The Florida DPMW referred to “Quarter Horse races” even though Gretna plans to hold barrel races.
On Nov. 15, the Florida DPMW noted “the rules pertaining to the Quarter Horse races at Gretna will be the same as the requirements for Quarter Horse racing at any facility and are similar in nature to the rules for Thoroughbred racing.”
The Florida DPMW said that includes rules for establishing a tote system, the list of banned medications, and procedures for testing and licensing for trainers and owners. It did not list details, but provided links to Florida statutes. One specific answer was that “minors will not be allowed to participate in any wagering events” at Gretna.
As of Nov. 16, Hamilton Downs Horsetrack in Jasper, Fla., in an application filed Nov. 4, is the only other holder of a Florida Quarter Horse permit that has applied for a license to hold pari-mutuel barrel racing.

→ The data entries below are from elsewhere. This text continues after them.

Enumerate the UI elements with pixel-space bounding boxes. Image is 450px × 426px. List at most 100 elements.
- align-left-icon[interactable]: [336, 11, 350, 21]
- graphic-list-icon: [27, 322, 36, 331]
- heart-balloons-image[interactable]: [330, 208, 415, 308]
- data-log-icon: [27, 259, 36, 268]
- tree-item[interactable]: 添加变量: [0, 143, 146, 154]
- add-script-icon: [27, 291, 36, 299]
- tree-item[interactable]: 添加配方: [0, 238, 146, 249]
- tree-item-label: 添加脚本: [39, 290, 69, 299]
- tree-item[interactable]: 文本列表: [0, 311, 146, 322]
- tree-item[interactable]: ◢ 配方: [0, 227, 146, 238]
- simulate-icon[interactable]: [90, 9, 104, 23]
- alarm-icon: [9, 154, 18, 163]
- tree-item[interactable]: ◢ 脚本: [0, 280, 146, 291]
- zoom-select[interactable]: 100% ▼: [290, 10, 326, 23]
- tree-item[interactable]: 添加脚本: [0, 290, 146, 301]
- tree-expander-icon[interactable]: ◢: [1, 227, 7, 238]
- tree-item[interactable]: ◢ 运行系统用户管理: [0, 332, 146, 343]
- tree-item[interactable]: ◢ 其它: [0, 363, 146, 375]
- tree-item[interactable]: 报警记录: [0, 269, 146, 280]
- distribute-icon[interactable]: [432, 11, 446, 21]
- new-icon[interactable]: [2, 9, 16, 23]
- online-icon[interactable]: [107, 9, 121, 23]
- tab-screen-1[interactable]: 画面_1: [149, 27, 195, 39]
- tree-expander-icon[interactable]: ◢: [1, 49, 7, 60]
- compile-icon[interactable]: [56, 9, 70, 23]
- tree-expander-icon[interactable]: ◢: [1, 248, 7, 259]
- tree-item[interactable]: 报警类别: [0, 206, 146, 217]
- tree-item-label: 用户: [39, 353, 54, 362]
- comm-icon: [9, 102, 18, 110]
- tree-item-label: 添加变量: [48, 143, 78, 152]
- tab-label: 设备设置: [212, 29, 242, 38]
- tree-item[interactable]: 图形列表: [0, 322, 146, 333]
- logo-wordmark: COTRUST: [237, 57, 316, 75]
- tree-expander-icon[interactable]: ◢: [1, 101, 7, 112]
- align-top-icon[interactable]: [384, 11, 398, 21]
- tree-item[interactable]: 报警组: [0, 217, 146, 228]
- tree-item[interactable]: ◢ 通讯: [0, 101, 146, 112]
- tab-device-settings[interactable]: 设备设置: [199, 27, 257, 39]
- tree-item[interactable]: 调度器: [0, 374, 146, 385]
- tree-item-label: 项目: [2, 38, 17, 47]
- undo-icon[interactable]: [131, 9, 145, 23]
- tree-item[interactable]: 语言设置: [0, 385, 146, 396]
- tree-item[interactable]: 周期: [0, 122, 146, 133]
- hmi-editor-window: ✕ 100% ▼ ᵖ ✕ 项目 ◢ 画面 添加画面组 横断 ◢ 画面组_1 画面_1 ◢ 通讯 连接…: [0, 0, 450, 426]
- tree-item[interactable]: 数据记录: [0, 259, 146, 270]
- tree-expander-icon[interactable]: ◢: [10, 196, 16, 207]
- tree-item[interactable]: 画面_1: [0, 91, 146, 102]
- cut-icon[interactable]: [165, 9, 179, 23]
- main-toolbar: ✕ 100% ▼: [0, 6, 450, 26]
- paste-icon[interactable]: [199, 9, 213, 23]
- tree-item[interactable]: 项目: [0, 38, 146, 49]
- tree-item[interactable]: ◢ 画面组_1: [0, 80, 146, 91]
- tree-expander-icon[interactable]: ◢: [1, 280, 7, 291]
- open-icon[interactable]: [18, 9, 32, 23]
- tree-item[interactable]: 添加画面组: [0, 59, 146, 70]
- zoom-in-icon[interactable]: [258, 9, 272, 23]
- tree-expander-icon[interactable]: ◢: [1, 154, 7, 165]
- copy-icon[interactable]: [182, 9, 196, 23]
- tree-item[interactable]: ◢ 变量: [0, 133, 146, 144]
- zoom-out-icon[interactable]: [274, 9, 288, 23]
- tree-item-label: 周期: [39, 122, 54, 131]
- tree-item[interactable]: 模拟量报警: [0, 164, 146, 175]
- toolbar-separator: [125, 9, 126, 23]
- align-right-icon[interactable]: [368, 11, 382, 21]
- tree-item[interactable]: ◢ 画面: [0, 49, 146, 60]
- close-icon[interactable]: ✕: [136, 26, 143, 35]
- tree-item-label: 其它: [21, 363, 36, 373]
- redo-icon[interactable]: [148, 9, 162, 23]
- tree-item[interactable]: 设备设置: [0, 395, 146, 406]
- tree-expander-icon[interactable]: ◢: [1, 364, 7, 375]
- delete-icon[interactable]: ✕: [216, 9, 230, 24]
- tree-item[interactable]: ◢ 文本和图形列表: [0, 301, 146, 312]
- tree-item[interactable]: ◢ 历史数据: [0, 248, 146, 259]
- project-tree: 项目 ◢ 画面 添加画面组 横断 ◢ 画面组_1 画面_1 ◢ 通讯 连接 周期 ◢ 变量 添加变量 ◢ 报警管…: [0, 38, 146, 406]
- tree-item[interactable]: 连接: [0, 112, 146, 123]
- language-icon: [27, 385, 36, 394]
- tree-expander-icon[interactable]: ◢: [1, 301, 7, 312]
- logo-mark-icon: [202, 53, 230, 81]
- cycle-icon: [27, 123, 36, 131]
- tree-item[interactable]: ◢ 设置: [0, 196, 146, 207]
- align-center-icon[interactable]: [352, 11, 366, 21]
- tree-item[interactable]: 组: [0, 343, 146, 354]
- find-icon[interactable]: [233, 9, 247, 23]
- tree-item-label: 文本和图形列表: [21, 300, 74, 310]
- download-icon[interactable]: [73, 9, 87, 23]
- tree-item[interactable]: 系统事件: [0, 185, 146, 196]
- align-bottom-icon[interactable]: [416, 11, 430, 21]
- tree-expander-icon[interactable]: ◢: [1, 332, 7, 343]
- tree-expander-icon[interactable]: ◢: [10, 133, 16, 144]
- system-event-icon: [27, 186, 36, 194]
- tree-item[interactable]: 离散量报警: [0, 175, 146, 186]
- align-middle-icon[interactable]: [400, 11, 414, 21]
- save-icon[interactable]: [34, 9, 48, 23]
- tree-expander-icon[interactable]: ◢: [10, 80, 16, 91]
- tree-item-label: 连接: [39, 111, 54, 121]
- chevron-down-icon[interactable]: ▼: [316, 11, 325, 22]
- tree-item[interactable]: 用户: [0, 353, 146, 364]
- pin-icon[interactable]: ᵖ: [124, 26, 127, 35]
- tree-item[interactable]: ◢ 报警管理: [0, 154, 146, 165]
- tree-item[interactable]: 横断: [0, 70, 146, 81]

Jasper is about 75 miles west of Jacksonville and about 75 miles east of Tallahassee.
In early October the Florida Horsemen’s Benevolent and Protective Association and the Florida Thoroughbred Breeders’ and Owners’ Association sent letters to the Florida DPMW and its parent Florida Department of Business and Professional Regulation, asking them to reject Gretna Racing’s application for pari-mutuel barrel racing. The two Thoroughbred groups have been joined in that opposition by the Florida Quarter Horse Racing Association. All three associations maintain that pari-mutuel barrel racing is not authorized under the state’s laws.
The National Barrel Horse Association and its affiliate Florida Barrel Horse Association also have stated their opposition to possible pari-mutuel barrel racing meets.
On Nov. 3 the Florida Quarter Horse Racing and the Florida Quarter Horse Breeders and Owners Association filed a petition with the Florida DPMW and its parent agency, challenging the issuance of licenses to Greta Racing. The petition states the reasons why the two associations believe barrel racing is not a legal use of a Florida Quarter Horse license and asks the Florida DPMW to issue an order denying Gretna’s license or to refer the matter to the Florida Division of Administrative Hearings.
The North Florida Horsemen’s Association, which is not affiliated with either Quarter Horse Association, has an agreement to provide Gretna Racing with horses.
Gretna has a population of about 1,750 and is in Gadsden County with a population of about 45,000. On Nov. 1 the Gadsden County Board of Commissioners unanimously approved Gretna Racing’s request to authorize a referendum in which that county’s voters will decide whether to allow slot machines at its facility.
The question will be on the Gadsden County ballot Jan. 31, 2012, and will be open to all voters in that county. That day’s ballot also will include the Florida Republican presidential primary.
At the Nov. 1 meeting, Gretna Racing presented plans for a casino with up to 2,000 slot machines. It would be the first Florida pari-mutuel facility to have slot machines outside the southeastern counties of Miami-Dade and Broward.
Gretna Racing has been emphasizing the economic benefits it would provide in rural Gadsden County. On its website it provides details on how it plans to create 400 jobs—in construction and in permanent racing, poker room, and casino positions.